Regards from ____________ John-Erik Persson
Dear Dr. Josephson,
I am going to suggest an addendum, which is that biological processes, help physical systems cohere and have a complete information conservation process, from beginning to end of their evolution and that biological/ mind processes are part of a way to use self organizing criticality as a way to have completeness and conservation of INFORMATION, from beginning to end of physical system evolution
I.e. the physical system is complemented by biological processes, for the same of information conservation in physical processes.
If one takes this analogy, what I tried to do in my paper was to ascertain a similar dynamic as to the cosmological constant as initially formed.
I did that via Klauders quantization of the inflaton field.
In my paper, the Enhanced quantization plays a role very similar to what you are doing with biological processes.
I would welcome you critiquing my essay as of December 21st, with this in mind
THank you for your conversations in FFP 15, they were a gem
Andrew
Dear Professor Josephson
An interesting and thought-provoking essay especially with the analogy between biology and physics which is very different from the way biology is usually reduced to physics. I just wanted to note that one of the earliest thinkers on Physics, Aristotle, considered the universe more like an organism.
Best Wishes
Mozibur Ullah
Dear Prof. Josephson,
thank you for this cleverly argued essay. If you have a bit of time, I would be glad if you can also go through my essay. I look forward to discuss our works.
Good luck,
Flavio
Gee! So many people want my opinion on their own essays! I can't really spare much time for this as I'm working on an update to my own.
I've just been looking at your essay. The ideas sound similar to mine but my way of introducing them may be simpler. I hope to have a coherent presentation before too long, but need to slot the pieces clearly together (which my main critic in this thread seems to be notably unable to do in the way he presents his own rival picture!).
It intrigues me to note that you mention terms like 'edge of chaos'. Please elabortae for my clarity if we can differentiate between chaos of different degrees. Also, we may follow with similar procedure to consider Order and its degrees of less and more! We conducted an experiment where we mixed random events being sensed with different lower and lower degree of regular or ordered events. Chi square test clearly indicated such a mix taking place even at extremely low mixing % of regular pulses!

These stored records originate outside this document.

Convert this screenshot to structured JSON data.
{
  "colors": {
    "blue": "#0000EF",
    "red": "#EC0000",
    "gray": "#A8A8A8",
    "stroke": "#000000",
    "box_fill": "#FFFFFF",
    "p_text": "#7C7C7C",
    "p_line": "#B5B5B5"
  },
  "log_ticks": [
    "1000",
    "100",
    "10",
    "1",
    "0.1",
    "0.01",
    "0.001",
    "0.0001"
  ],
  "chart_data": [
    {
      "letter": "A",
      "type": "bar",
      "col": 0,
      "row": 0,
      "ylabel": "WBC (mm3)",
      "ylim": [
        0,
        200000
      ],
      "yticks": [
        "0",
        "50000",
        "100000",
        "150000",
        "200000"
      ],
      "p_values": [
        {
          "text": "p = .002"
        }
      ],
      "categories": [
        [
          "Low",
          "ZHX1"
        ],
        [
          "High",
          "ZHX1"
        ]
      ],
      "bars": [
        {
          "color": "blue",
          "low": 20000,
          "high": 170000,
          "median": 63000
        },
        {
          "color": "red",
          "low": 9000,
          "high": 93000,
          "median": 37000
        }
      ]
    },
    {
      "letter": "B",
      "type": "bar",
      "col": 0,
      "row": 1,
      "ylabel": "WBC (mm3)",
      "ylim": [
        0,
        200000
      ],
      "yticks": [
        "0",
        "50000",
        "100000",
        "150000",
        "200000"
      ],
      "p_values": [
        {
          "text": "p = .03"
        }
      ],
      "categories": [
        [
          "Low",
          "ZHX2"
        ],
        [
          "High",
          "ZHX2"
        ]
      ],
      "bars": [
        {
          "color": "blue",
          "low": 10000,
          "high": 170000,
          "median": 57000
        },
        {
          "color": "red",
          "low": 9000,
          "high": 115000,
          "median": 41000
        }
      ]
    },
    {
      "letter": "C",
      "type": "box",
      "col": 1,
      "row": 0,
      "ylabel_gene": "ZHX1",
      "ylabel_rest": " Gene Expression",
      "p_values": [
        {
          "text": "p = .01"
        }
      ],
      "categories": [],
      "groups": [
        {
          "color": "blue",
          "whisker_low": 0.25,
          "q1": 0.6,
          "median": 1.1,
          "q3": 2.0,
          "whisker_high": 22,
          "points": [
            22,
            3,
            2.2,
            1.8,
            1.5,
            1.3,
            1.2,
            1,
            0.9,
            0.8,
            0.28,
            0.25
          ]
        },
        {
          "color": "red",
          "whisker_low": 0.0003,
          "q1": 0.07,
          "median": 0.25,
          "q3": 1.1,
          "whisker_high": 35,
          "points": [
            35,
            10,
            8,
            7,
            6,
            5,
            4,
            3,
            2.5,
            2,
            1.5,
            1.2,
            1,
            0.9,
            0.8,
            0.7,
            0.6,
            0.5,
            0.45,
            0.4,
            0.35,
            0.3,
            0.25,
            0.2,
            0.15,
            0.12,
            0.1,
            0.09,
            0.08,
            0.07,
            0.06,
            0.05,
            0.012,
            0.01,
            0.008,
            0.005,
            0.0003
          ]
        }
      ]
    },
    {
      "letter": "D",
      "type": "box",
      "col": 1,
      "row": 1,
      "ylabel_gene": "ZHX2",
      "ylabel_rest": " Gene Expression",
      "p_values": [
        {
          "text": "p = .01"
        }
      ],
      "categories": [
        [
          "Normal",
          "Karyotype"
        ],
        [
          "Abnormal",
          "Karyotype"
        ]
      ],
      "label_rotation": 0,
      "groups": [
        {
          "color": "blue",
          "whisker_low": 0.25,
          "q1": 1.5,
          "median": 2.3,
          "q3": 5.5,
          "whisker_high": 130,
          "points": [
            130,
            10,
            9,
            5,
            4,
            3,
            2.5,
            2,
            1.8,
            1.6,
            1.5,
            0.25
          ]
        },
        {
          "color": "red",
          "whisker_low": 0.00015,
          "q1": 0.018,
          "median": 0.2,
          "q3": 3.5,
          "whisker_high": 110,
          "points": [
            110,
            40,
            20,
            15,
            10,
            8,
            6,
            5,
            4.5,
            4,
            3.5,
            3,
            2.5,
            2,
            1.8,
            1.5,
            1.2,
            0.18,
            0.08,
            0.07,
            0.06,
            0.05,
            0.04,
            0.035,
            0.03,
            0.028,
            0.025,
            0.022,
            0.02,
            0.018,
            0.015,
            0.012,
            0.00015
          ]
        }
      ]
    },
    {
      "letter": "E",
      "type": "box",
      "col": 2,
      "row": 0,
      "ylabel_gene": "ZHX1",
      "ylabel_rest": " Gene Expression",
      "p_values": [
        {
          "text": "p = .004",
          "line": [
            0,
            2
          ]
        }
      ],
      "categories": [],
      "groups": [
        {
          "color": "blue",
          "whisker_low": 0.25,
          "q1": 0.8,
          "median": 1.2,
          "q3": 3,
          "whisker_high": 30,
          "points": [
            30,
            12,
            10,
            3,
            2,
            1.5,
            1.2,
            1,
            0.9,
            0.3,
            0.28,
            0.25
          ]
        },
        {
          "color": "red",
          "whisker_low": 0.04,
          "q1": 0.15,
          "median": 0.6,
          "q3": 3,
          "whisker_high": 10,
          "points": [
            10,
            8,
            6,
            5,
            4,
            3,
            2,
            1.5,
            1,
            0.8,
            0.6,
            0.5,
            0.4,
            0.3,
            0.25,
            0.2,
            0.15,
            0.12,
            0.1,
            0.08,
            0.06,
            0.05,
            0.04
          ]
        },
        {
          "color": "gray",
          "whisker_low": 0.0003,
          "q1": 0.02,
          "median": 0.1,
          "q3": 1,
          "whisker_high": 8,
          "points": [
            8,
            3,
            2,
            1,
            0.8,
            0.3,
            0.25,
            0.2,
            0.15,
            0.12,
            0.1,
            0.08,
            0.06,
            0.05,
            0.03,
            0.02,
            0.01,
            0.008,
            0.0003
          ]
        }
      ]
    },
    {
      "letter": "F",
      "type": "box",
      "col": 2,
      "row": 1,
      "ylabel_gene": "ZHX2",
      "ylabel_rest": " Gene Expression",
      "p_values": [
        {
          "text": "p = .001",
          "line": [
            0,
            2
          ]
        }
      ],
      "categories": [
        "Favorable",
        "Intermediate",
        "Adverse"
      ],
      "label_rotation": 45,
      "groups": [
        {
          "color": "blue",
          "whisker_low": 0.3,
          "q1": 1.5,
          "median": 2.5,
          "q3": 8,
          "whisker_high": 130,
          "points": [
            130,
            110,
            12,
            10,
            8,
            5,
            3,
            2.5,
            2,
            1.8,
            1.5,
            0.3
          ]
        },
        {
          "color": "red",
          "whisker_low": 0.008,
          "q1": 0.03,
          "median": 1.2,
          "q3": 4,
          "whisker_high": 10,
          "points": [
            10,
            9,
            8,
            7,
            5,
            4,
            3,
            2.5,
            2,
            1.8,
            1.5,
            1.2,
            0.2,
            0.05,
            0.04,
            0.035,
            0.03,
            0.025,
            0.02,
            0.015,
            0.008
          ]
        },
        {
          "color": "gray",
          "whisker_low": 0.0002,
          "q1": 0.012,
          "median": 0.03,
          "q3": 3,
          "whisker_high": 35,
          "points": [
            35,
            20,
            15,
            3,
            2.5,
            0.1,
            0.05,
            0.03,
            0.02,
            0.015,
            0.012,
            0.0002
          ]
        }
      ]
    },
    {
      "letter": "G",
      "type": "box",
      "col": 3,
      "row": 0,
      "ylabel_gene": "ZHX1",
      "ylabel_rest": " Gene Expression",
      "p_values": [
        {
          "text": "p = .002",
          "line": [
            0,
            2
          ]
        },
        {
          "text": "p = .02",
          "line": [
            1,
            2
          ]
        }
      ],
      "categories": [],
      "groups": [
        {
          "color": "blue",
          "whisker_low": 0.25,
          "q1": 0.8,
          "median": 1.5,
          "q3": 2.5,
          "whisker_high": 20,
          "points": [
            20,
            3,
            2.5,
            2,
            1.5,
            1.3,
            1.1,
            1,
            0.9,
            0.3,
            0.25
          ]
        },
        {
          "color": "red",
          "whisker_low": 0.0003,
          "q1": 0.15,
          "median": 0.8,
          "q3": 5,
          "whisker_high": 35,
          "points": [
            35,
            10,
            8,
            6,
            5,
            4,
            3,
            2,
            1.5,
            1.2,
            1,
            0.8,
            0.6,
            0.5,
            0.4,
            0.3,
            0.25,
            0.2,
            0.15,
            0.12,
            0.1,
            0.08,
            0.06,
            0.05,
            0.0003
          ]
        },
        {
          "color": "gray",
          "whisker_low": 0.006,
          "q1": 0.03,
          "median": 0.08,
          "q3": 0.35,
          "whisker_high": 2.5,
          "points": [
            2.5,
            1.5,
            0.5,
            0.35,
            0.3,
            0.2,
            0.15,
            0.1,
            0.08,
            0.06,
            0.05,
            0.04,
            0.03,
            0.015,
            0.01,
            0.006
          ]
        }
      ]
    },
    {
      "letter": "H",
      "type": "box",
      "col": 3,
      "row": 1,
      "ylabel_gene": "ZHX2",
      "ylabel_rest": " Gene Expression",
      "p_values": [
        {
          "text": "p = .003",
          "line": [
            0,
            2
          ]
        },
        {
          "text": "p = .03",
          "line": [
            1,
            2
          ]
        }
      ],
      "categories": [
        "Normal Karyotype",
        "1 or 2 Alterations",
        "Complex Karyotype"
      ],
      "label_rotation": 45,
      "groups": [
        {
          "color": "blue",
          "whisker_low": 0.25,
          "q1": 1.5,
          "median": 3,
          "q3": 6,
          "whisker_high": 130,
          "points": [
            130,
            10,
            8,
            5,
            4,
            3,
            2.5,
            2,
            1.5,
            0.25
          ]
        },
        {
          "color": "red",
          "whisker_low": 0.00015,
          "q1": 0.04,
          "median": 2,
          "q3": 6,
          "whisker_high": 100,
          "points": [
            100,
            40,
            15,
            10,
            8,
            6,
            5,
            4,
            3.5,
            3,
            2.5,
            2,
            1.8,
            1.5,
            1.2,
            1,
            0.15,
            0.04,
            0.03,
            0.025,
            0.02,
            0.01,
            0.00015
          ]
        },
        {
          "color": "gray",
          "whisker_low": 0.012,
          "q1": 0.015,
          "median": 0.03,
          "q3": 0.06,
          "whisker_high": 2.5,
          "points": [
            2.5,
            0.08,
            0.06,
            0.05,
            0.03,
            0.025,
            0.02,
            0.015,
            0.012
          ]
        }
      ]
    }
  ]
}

You can look up the term on the internet if you want more, but the situation essentially is that chaos refers to 'sensitivity to initial conditions', with differences between two adjacent situations increasing exponentially over time. There is a definite edge between this increase over time and stable situations where differences decrease over time. Biology seems to make use of this because being near the edge supports the possibility of favourable mutations. But you are right in saying that there are varying distances from the edge and this may also be important.